Archbishop Gabriele Caccia, head of the Holy See’s delegation to the UN, said the treaty should include obligations to help communities exposed to the effects of radiation

Pax Christi organisations in France, England and Wales and Scotland have called on President Emanuel Macron and Prime Minister Rishi Sunak and to review their opposition to the TPNW and to engage with the treaty processes.

None of the five recognised nuclear-weapons states – including France and the UK – have signed the TPNW.  Signatories to the treaty cannot develop, test, produce, stockpile, station, transfer, use or threaten to use nuclear weapons.

 

The virologist serving as the Global Aids Coordinator in the Biden administration reported on World Aids Day last week that faith groups have helped save millions of lives.

“If we look at that spectrum, as a whole, faith-based organisations play a critical role, and have been playing a critical role, in prevention, in care and in treatment,” said Dr John N Nkengasong.

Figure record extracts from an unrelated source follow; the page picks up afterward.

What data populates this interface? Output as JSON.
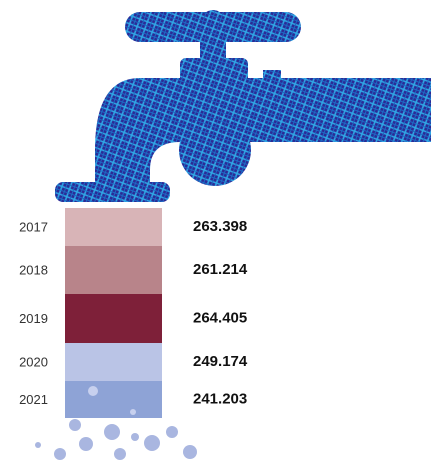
{
  "chart_data": {
    "type": "block-stack",
    "categories": [
      "2017",
      "2018",
      "2019",
      "2020",
      "2021"
    ],
    "values": [
      263.398,
      261.214,
      264.405,
      249.174,
      241.203
    ],
    "colors": [
      "#d8b4b7",
      "#b8848a",
      "#7e2039",
      "#bac4e6",
      "#8ea3d6"
    ]
  }
}
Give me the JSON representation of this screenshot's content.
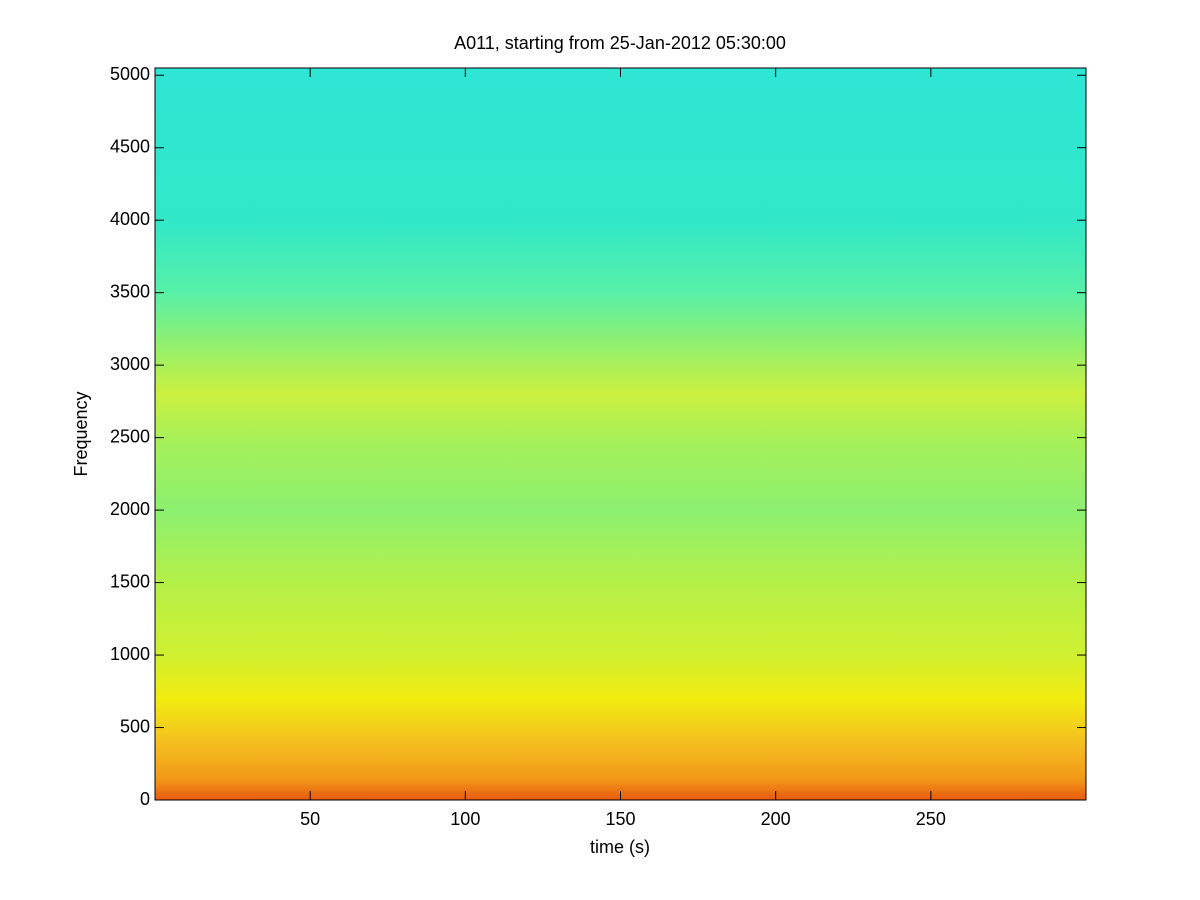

He said faith-based organisations have played a key part in helping to implement the US President’s Emergency Plan for AIDS Relief, and pointed to Catholic Relief Services as a key provider of care.

 

Pope Francis was to remove Cardinal Raymond Burke’s privileges, including his Vatican apartment, but denied calling him his “enemy”, according to reports last week.  

The Pope told a meeting of dicastery heads on 20 November that Burke – a prominent critic of several papal initiatives – was using his position in Rome to be a source of “disunity”, although the decision was not made public but leaked by officials. 

Some outlets claimed Francis had called the cardinal “my enemy”, but the papal biographer Austen Ivereigh reported that the Pope had denied this, while confirming that he would stop Burke’s tenancy and salary.